Acknowledge any shortcomings
Do you have a small team? Slow production time? Higher cost? Recognize these shortcomings directly; any efforts to hide or obscure them will lead to a loss of trust later in your relationship. Be certain to explain or "spin" these shortcomings. If you have a slow production time, explain how your production is superior to your competitors and worth the wait.
Directly communicate throughout the buyer journey
B2B buyers are sick of being "marketed to" but that doesn't mean have you to stop your marketing efforts. All interruptive marketing efforts are avoided by decision makers and even some template inbound approaches can be seen as a waste the time by your prospects. Respect your prospects enough to limit and personalize your communications with them and they'll reciprocate by giving you their attention.
Honesty in Everything
A falsehood, exaggeration, or unmet promise creates friction between your client and your company. Though it can be easier for you to convert a user by making proclamations your competition can't, if your company can't match all your claims, your prospects will certainly lose trust.
What B2B Marketers Can Learn From B2C Transparency
The priority of B2C marketers is (generally-speaking) to both help consumers understand the quality of production for your product/service and also to demonstrate the ethics and humanity of your company. Conscientious consumers that research B2C companies expect their money to be spent for social and environmental good (at least partially).
Consider the marketing by McDonald's Canada Answers. In this video series, McDonald executives give video tours of their production facility to answer production questions raised by hard-hitting films such as Food Inc. Anyone on the fence after their hippy friend gives them an earful about eating Chicken McNuggets will certainly have their fears qualmed after this video.

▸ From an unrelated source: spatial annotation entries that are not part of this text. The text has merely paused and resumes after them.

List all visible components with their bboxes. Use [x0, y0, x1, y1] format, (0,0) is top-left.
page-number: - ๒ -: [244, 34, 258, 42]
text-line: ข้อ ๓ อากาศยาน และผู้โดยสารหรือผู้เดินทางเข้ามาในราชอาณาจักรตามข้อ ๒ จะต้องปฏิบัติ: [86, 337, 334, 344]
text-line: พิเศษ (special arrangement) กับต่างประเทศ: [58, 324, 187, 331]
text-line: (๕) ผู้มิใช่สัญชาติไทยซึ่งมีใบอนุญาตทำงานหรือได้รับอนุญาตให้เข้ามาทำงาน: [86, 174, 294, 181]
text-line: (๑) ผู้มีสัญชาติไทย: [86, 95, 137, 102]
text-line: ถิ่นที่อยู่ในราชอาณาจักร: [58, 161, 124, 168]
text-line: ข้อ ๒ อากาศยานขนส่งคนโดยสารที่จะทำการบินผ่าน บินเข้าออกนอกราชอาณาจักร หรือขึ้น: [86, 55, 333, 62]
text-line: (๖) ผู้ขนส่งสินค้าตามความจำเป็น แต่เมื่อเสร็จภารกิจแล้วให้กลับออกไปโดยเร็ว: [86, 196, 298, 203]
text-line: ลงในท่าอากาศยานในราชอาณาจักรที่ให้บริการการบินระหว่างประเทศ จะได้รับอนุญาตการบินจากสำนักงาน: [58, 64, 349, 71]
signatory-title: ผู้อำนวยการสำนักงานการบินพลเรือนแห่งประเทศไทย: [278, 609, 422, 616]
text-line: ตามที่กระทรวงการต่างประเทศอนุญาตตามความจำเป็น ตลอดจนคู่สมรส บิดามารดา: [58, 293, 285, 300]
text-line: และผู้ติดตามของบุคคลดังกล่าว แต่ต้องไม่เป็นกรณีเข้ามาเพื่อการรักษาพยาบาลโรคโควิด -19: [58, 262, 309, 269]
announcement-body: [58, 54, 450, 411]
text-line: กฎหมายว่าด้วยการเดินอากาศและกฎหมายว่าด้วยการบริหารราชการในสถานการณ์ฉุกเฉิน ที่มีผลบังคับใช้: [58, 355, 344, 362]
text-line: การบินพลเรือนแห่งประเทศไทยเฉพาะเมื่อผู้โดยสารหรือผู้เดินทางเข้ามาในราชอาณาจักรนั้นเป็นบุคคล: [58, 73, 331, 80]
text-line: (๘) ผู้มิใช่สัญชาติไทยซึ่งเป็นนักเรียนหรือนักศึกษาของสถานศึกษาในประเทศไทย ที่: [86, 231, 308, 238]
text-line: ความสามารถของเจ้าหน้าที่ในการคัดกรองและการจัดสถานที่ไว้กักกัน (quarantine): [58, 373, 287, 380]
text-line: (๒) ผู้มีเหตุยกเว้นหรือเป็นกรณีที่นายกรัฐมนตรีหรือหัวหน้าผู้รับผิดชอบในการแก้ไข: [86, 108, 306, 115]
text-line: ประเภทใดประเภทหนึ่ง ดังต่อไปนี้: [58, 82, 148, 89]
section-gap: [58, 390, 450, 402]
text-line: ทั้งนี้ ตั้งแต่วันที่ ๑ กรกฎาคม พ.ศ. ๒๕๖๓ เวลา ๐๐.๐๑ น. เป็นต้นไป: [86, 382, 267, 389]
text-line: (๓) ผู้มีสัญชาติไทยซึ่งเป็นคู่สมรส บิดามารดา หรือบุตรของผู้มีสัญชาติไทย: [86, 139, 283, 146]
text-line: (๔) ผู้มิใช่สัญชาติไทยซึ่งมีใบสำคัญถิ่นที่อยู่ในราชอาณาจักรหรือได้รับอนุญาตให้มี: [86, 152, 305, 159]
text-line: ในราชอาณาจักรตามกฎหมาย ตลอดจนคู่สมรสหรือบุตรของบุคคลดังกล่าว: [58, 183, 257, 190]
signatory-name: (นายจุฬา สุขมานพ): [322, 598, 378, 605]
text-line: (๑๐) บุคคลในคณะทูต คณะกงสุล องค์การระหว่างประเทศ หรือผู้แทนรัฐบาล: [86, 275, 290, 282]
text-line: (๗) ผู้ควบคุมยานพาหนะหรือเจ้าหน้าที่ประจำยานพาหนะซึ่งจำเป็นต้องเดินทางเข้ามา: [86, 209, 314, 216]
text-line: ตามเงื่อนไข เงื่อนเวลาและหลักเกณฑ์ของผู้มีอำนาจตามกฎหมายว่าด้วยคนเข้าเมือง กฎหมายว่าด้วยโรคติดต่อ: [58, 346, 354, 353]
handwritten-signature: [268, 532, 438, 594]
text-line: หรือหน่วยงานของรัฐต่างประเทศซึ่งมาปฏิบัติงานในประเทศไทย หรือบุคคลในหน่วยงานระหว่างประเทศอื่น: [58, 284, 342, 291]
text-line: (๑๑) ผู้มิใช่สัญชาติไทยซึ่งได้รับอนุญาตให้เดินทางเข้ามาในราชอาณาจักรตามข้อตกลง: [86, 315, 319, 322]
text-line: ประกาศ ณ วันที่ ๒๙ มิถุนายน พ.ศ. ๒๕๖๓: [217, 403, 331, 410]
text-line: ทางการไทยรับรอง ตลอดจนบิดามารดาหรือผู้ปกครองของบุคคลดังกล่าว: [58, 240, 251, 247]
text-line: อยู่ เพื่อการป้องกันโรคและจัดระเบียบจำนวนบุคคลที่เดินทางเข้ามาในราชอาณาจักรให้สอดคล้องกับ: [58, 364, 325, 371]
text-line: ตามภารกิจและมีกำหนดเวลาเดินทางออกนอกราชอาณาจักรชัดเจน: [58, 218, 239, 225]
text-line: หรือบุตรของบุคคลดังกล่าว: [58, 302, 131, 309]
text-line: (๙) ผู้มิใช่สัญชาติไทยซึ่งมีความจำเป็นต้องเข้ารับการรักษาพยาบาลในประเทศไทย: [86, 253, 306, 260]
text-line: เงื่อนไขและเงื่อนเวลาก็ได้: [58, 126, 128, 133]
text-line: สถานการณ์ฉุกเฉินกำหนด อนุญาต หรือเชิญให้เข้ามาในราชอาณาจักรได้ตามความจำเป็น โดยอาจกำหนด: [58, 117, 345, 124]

B2C buyers are not likely to undergo nearly the consideration or analytical processing that many B2B buyers use when making their decision; instead, B2C efforts for transparency focus on making the consumer feel confident that they are supporting a "good" company with their purchase. However, B2B marketers can learn a lot by adopting B2C approaches. For instance, why can't a B2B company start an "answers" video series or a section on their website. Or why not promote the social good that your company helps to create? While, these tactics may not seem directly tied to the B2B decision-maker's consideration process, it's important to remember that B2Bers are people too. They want to make positive choices for the world as well as their company (if they can), so don't neglect humanizing marketing efforts.
As a B2B marketer, focus your transparency on including your prospects on the inner workings of your company. Make them comfortable and knowledgable about your processes and you'll form the type of relationship that creates business year after year. If you can demonstrate in your marketing that your business can be a trusted partner that will make your clients money, that's all the transparency you need.